Committed Payment Date — The specific date (if any) the customer agreed to make a payment.
Agent-Customer Interaction Quality — An evaluation of the dialogue to determine if the agent followed proper protocols and maintained professional communication.

These metrics are returned as structured data and stored alongside the original transcript in CosmosDB, making them queryable by the internal CRM and automated outbound calling systems.

Data Model & Customer History

A key design decision was how to handle the fact that a single customer can receive multiple collections calls — due to system retries, payment follow-ups, or unfulfilled commitments.
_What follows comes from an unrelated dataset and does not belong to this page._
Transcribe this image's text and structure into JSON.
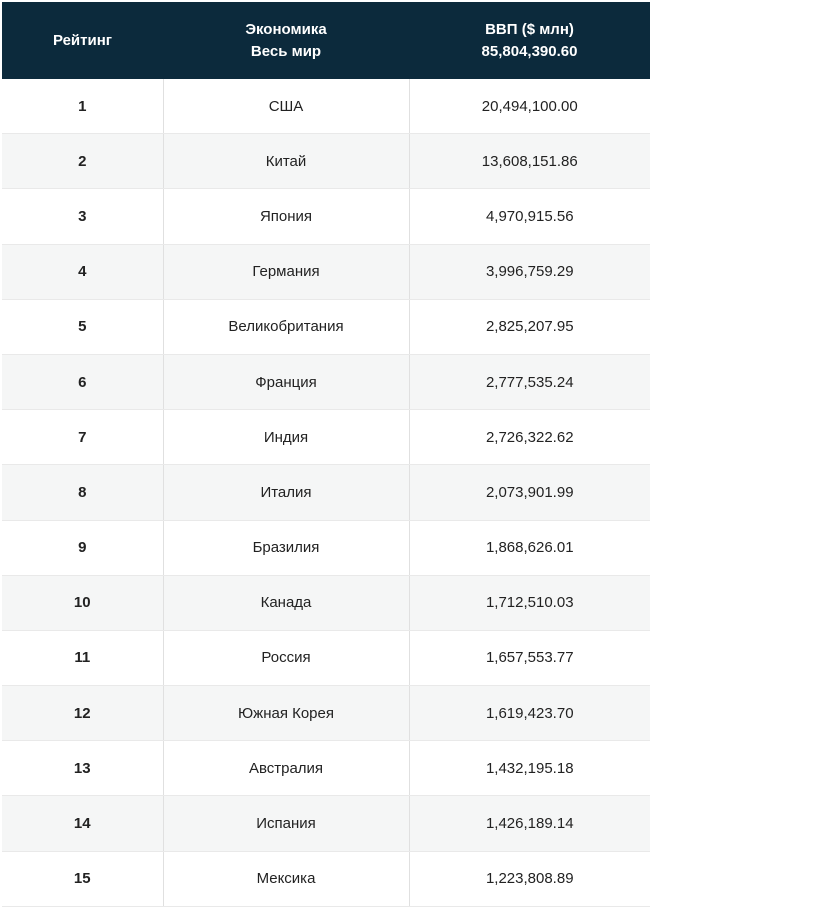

CosmosDB Document Structure

Each customer is represented by a single CosmosDB document that accumulates their full call history:

The top-level record contains customer identifiers and current status.
Each call is appended as an entry within the document, preserving the complete timeline of interactions.
Every call entry includes its own metadata, transcript, AI-generated summary, and metric scores.

This approach enables:

Quick lookup of a customer’s entire collections history in a single read.
Trend analysis across multiple calls (e.g., tracking shifts in payment willingness over time).
Efficient feeds to the CRM dashboard and automated dialing systems.

Results

The pipeline was deployed to production and demonstrated strong performance:

80–85% accuracy in correctly capturing and summarizing call content and intent.
Significant reduction in manual call review effort for the collections operations team.
Enabled data-driven prioritization of follow-up calls based on AI-assessed payment likelihood.
Provided the internal CRM with real-time call intelligence, giving agents immediate context on customer history before initiating new calls.

Tech Stack

Layer	Technology
Ingestion	AWS Lambda, Azure Service Bus
Processing	Azure Functions, Python
Transcription	Azure Speech Services
AI Analysis	Azure OpenAI
Storage	Azure CosmosDB
Orchestration	Azure Service Bus Topics & Subscriptions

Conclusion

This project demonstrated the value of combining cloud-native event-driven architecture with generative AI to transform raw call recordings into structured, actionable business intelligence. The pipeline’s success with collections calls validated the approach, leading the Data Engineering team to expand the system to cover additional call categories and feed organization-wide analytics initiatives.